GORGOJO, JUAN PABLO; CARRICA, MARIELA; BAROLI, CARLOS; VALDEZ, HUGO; RODRIGUEZ, MARIA EUGENIA

Buenos Aires

Congreso; Reunión de Sociedades de Biociencias 2021. LXVI Reunión Anual de la Sociedad Argentina de Investigación Clínica (SAIC). LXIX Reunión Anual de la Sociedad Argentina de Inmunología (SAI).

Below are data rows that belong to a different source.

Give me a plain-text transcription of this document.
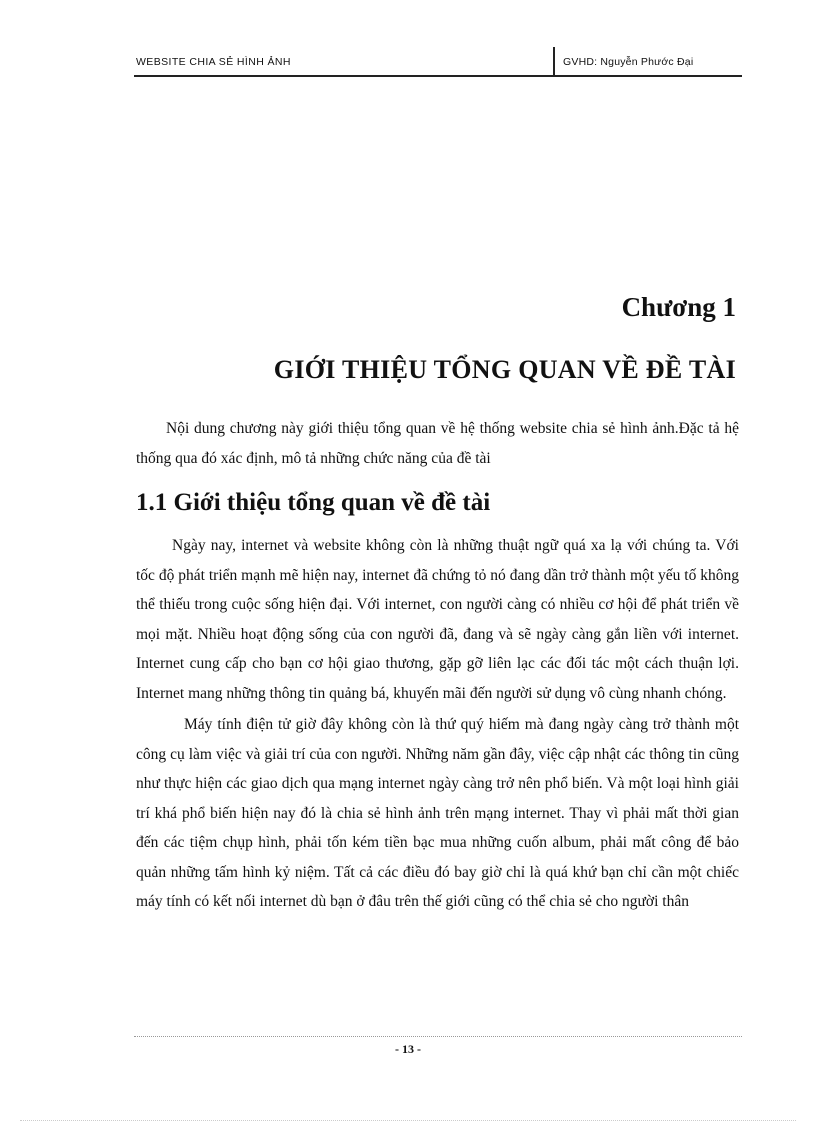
WEBSITE CHIA SẺ HÌNH ẢNH	GVHD: Nguyễn Phước Đại
Chương 1
GIỚI THIỆU TỔNG QUAN VỀ ĐỀ TÀI
Nội dung chương này giới thiệu tổng quan về hệ thống website chia sẻ hình ảnh.Đặc tả hệ thống qua đó xác định, mô tả những chức năng của đề tài
1.1 Giới thiệu tổng quan về đề tài

Ngày nay, internet và website không còn là những thuật ngữ quá xa lạ với chúng ta. Với tốc độ phát triển mạnh mẽ hiện nay, internet đã chứng tỏ nó đang dần trở thành một yếu tố không thể thiếu trong cuộc sống hiện đại. Với internet, con người càng có nhiều cơ hội để phát triển về mọi mặt. Nhiều hoạt động sống của con người đã, đang và sẽ ngày càng gắn liền với internet. Internet cung cấp cho bạn cơ hội giao thương, gặp gỡ liên lạc các đối tác một cách thuận lợi. Internet mang những thông tin quảng bá, khuyến mãi đến người sử dụng vô cùng nhanh chóng.

Máy tính điện tử giờ đây không còn là thứ quý hiếm mà đang ngày càng trở thành một công cụ làm việc và giải trí của con người. Những năm gần đây, việc cập nhật các thông tin cũng như thực hiện các giao dịch qua mạng internet ngày càng trở nên phổ biến. Và một loại hình giải trí khá phổ biến hiện nay đó là chia sẻ hình ảnh trên mạng internet. Thay vì phải mất thời gian đến các tiệm chụp hình, phải tốn kém tiền bạc mua những cuốn album, phải mất công để bảo quản những tấm hình kỷ niệm. Tất cả các điều đó bay giờ chỉ là quá khứ bạn chỉ cần một chiếc máy tính có kết nối internet dù bạn ở đâu trên thế giới cũng có thể chia sẻ cho người thân

- 13 -
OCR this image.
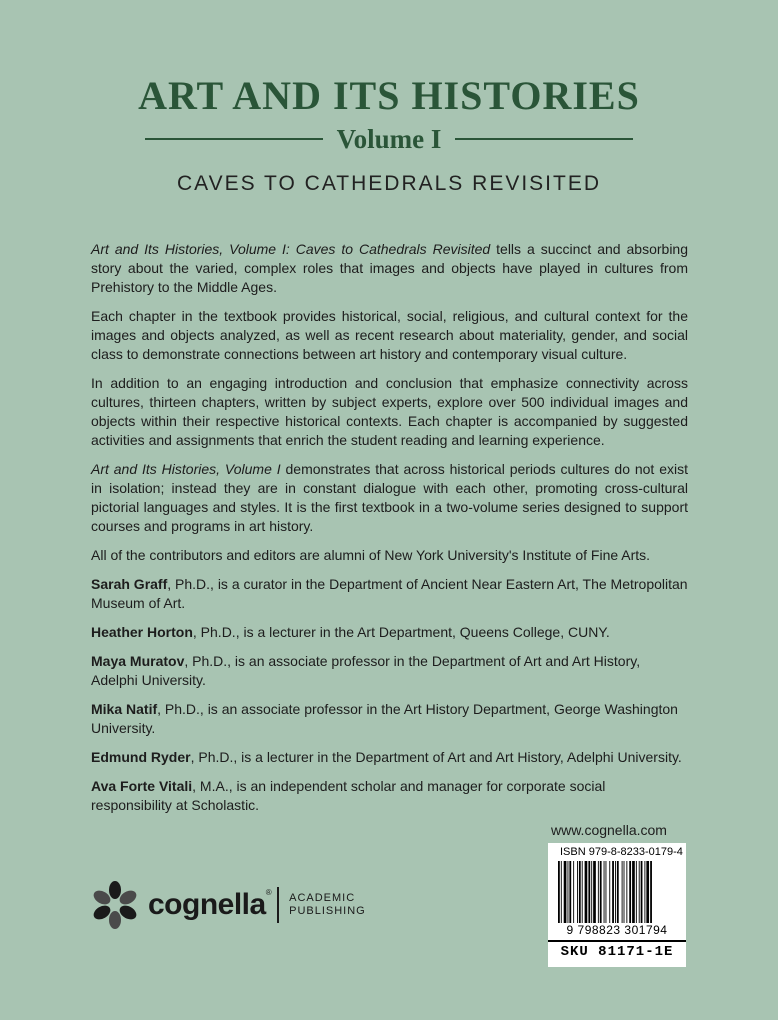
ART AND ITS HISTORIES
Volume I
CAVES TO CATHEDRALS REVISITED

Art and Its Histories, Volume I: Caves to Cathedrals Revisited tells a succinct and absorbing story about the varied, complex roles that images and objects have played in cultures from Prehistory to the Middle Ages.

Each chapter in the textbook provides historical, social, religious, and cultural context for the images and objects analyzed, as well as recent research about materiality, gender, and social class to demonstrate connections between art history and contemporary visual culture.

In addition to an engaging introduction and conclusion that emphasize connectivity across cultures, thirteen chapters, written by subject experts, explore over 500 individual images and objects within their respective historical contexts. Each chapter is accompanied by suggested activities and assignments that enrich the student reading and learning experience.

Art and Its Histories, Volume I demonstrates that across historical periods cultures do not exist in isolation; instead they are in constant dialogue with each other, promoting cross-cultural pictorial languages and styles. It is the first textbook in a two-volume series designed to support courses and programs in art history.

All of the contributors and editors are alumni of New York University's Institute of Fine Arts.

Sarah Graff, Ph.D., is a curator in the Department of Ancient Near Eastern Art, The Metropolitan Museum of Art.

Heather Horton, Ph.D., is a lecturer in the Art Department, Queens College, CUNY.

Maya Muratov, Ph.D., is an associate professor in the Department of Art and Art History, Adelphi University.

Mika Natif, Ph.D., is an associate professor in the Art History Department, George Washington University.

Edmund Ryder, Ph.D., is a lecturer in the Department of Art and Art History, Adelphi University.

Ava Forte Vitali, M.A., is an independent scholar and manager for corporate social responsibility at Scholastic.

www.cognella.com
ISBN 979-8-8233-0179-4
9 798823 301794
SKU 81171-1E
cognella® ACADEMIC
PUBLISHING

LIII Reunión Anual de la Asociación Argentina de Farmacología Experim; 2021

Sociedad Argentina de Inmunología

B. parapertussis (Bpp) is one of the causative agents of whooping cough and a key factor contributing to its reemergence. The development of improved strategies to control it requires identifying the mechanism of persistence within the host to eventually eradicate the carriage. We previously found that an intracellular stage in epithelial cell might be important for its persistence. In that work we found a tropism of Bpp for tight junctions (TJ). Like for other pathogens, this might indicate the existence of a mechanism to subvert epithelial barrier function. We here investigated the role of the barrier function during Bpp infection. To this end we used the 16HBE14o- bronchial cell line that polarize in vitro and form TJ . Two experimental models were used. A fully 7-day polarized confluent monolayer in which apical (AP) and basolateral (BL) components are largely separated by TJ and a 1-day confluent monolayer model, which lacks of TJ and hence barrier function. Cells were infected with Bpp and the outcome of this interaction was evaluated. Microscopy analysis showed that 6 h after infection the attachment and internalization were higher in the 1-day confluent monolayer than in the 7-day model, indicating that the infection efficiency increased when barrier function are absent and Bpp access BL components. We further evaluated how Bpp accesses the BL components in a monolayer with intact TJ. Microscopy analysis showed that early after infection, Bpp adheres to and progressively disrupts the TJ in a CyaA toxin dependent way, suggesting that Bpp might access the BL components by subverting epithelial barrier. Accordingly, a CyaA defective mutant showed a reduced efficiency to access the intracellular location in a 7-day polarized model with intact TJ. These results suggest that CyaA-mediated epithelial barrier disruption might grant Bpp access to the intracellular location of epithelial cells and/or the possibility to disseminate to underlying tissues.